Dice have levels ranging from 1 to 4; the larger the number, the fewer summonable sides the die has. That doesn’t mean it’s a detriment, for you also need to throw dice in order to acquire icons for movement, attack, defense, magic and traps. The last two are pretty useless, as they are only used if one of your rarer monsters has a special ability, but the other three are crucial for your chances of victory. You need moving icons to move around the arena (you even need 2 icons per tile if you have a flying monster), and you can only attack and defend with enough respective icons in your pool. The objective is simple: get to the other end of the arena, reach the enemy’s “Dungeon Master” and attack it three times.

But wait, there’s more! Monsters have different “elements”, each with strengths and weaknesses. If you’ve played Pokémon, you basically know what to expect: green is better than blue, which is better than red, and so on. You can also strategize further by basically cornering your foe’s territory, if he/she focuses too much on the high-risk-high-reward strategy of summoning strong monsters from the getgo; you can basically reach the end of the enemy turf before the foe can even summon anyone, letting you win by default.

Upon replaying Dungeon Dice Monsters after all these years, I was shocked with how innovative it was for the time, and how well it managed to offer a ton of customization options and varied strategies, considering it was a Game Boy Advance game made on the cheap. You can clearly notice that on the simplistic overworld visuals (not the combat animations though, those are dope as hell) and the archaic, though shockingly catchy soundtrack (Konami soundtrack, what else would you expect?). But it has issues. Some of them were enough for me to understand why the general populace doesn’t hold Dungeon Dice Monsters as dearly as the main card games.

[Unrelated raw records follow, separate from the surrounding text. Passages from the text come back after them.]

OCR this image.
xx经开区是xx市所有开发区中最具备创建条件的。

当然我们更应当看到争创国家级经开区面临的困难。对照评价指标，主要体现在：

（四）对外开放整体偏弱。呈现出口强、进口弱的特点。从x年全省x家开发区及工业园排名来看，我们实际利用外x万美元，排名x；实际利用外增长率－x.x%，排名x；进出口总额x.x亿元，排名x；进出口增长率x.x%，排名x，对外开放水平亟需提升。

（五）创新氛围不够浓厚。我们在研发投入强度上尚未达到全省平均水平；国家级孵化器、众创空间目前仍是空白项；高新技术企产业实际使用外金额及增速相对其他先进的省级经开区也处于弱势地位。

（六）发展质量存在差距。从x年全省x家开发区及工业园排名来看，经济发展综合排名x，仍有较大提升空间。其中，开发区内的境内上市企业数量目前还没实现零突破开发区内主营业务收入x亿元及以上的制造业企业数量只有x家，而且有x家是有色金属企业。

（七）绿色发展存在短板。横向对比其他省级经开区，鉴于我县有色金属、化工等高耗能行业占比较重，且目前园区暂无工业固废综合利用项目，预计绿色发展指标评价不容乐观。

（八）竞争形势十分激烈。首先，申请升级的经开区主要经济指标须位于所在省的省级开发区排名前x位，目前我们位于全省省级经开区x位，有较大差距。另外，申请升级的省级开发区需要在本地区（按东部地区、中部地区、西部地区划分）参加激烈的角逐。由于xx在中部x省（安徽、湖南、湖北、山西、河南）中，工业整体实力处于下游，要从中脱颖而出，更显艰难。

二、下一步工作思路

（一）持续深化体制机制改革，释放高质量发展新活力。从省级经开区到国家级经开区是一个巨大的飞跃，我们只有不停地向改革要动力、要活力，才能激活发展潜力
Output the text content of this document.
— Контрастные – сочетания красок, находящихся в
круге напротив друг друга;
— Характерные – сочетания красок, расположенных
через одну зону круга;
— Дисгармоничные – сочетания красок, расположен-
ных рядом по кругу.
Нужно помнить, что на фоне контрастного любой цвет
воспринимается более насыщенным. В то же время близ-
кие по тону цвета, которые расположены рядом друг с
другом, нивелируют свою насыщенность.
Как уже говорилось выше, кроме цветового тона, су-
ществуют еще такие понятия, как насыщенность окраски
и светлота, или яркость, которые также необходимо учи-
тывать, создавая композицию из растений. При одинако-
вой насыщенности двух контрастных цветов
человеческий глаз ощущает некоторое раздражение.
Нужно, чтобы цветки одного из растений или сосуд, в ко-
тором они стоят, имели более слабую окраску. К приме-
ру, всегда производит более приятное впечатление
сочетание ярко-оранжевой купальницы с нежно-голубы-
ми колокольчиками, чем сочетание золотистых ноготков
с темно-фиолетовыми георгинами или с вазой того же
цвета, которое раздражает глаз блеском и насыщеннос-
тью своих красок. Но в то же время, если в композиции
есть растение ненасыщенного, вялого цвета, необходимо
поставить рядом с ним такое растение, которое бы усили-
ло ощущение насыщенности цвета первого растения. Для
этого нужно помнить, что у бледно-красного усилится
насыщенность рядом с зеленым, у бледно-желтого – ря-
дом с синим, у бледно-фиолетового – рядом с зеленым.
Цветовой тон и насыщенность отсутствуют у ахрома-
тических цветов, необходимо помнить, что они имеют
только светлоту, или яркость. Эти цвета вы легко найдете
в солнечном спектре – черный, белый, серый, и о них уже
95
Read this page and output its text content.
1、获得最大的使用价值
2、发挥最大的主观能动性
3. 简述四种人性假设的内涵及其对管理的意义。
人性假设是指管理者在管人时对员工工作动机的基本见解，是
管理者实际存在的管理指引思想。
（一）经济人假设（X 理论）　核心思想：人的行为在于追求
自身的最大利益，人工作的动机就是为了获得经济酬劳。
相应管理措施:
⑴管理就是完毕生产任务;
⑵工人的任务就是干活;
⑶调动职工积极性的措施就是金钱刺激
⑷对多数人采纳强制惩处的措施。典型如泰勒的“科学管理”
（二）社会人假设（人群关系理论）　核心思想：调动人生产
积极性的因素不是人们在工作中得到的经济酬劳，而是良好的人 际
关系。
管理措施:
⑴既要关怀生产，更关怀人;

It all boils down to the game being based on dice, and, as a result, luck. You basically need to be in bed with RNGesus in order to have him roll your dice and get what you want from them. There were games in which nobody was being able to summon Level 1 beasts for at least a dozen rounds. And we were just there… racking up movement and attack icons for the zero monsters we’d have on the field. At times, Dungeon Dice Monsters can be a big fat slog. Its mechanics are heavily strategy-based, which would imply skill, but they are hampered by a freaking algorithm refusing to give you what you need.

The other main issue lies on improving your deck/pool. The game is very stingy with the amount of credits you get by beating a cup, and asks for a colossal ginormous crapton of credits for any moderately bearable monster in its shop. You do get a new monster by winning each match, but it always feels like you’re getting the single most useless thing in existence, and not a monster that can actually improve your current pool. You can sell them, granted, but you may get 5 to 10 credits for each one, if you’re lucky. Meanwhile, if you want a decent monster, it might cost you 10,000 credits. Dungeon Dice Monsters demands patience from players.

For what was essentially a quick cashgrab on both the Yu-Gi-Oh fad and the booming popularity of turn-based strategy games on the GBA, Dungeon Dice Monsters had no right being as fun as it was. Yes, it was janky as hell, and very unfair at times, but it oozed charm. It had great mechanics. I wouldn’t have minded a sequel on a beefier portable or console, but the Dungeon Dice Monsters fad never caught on like its card-based big brother did. Still, I do consider it one of the more underrated hidden gems available on the Game Boy Advance’s library to this very day.